Jane stared at her mother without speaking for a long, long time. Then, slowly the wall around her heart crumbled and the hard lump that had lodged in her chest ever since that awful day began to dissolve as the tears flowed unchecked down her face.
Her mother put her arms around her and held her close. “It worried me that you never cried for him, darling,” she said, her own voice choked with tears. “It’s time to let go of all that anger. I felt angry too, you know. Still do sometimes, in fact. I look up at the stars some nights and I want to scream and curse at him. It’s all part of the grieving process, so I’m told.”
“Why didn’t he take better care of himself, Mum? Why didn’t he go to the doctor, like we told him to when he first had those chest pains? If he had -“
Her mother put a gentle finger on Jane’s lips. “It was his time,” she said softly. “That’s all. And what you need to do now – what I need to do as well – is focus on the good times we all had together. The grieving process is hard because he was so very, very much loved. But it’s the price you pay for loving someone. A price I’m more than willing to pay. And if I had my time over again, I wouldn’t change a thing – except,” she added with a wry smile, “I’d frogmarch the stubborn old fool to the doctor instead of believing him when he said it was only indigestion.”
An hour later, Jane’s tears had all been spent, her make up repaired and she felt better than she’d done since her father’s death.
She’d also made a discovery. Something her accountancy training should have made her realise sooner.

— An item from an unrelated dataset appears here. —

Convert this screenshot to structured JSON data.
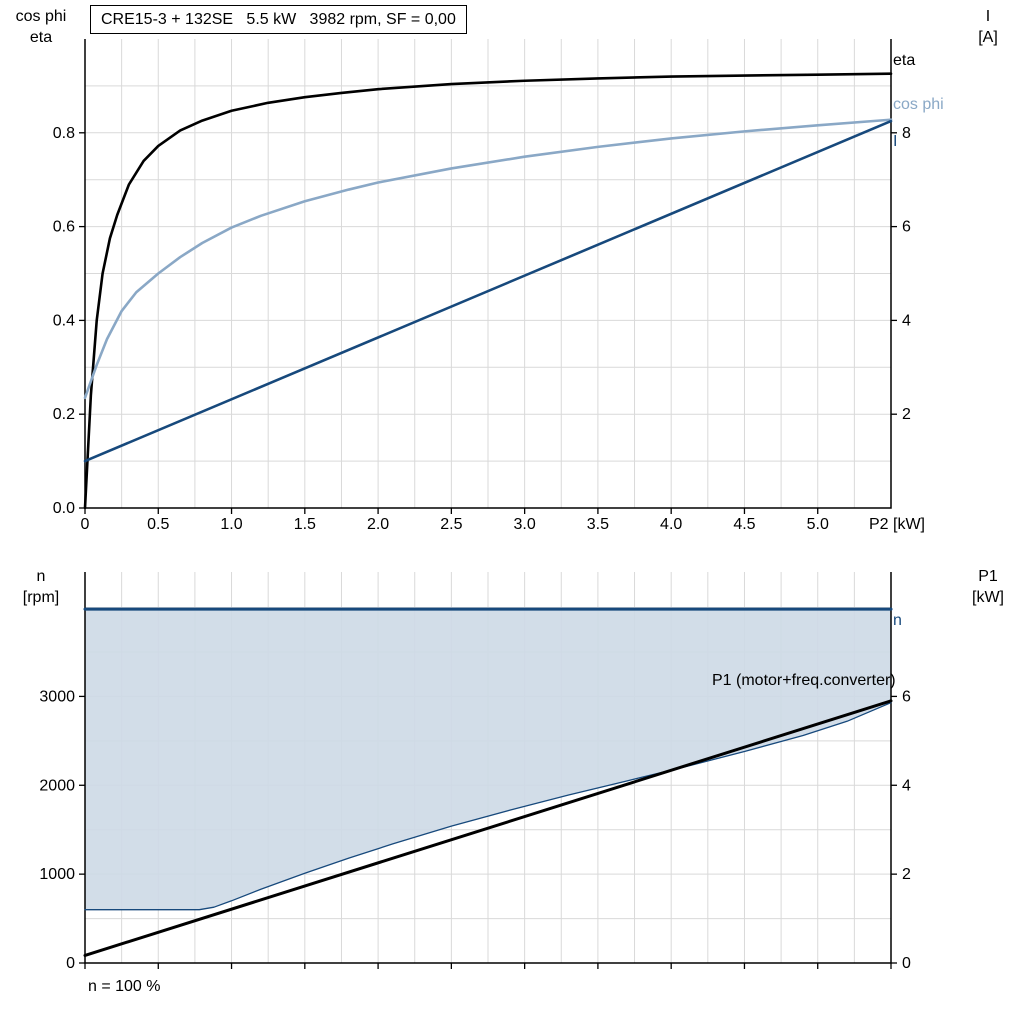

It was all about debits and credits. The first rule of double entry book-keeping, that she’d learned all those years ago, was that for every debit there is a corresponding credit. That’s what achieved perfect balance. Total opposites, balancing each other out.
Just like she and Conor did. His yin to her yang.
The Three Bells was so packed she had some difficulty getting across the crowded bar. Conor and his band were in the middle of a number. It was one of her favourites and she was disappointed to have missed it. It ended with huge applause and her heart swelled with pride.
Conor held up his hand and spoke into the microphone.
“Thank you so much,” he said. “Now, for our last number, this is a song for a very special lady who sadly can’t be here tonight. I wrote the song for her but I’ll sing it anyway.”
Suddenly, he looked across to where she was standing and a huge smile lit up his face. He began to sing.
I spread my dreams at your feet,
My life, my love and my song.
Together we are complete.
One life, one love and one song.
Old accountants needn’t lose their balance, Jane realised. Not if, like her, they’d found the perfect counter-balance.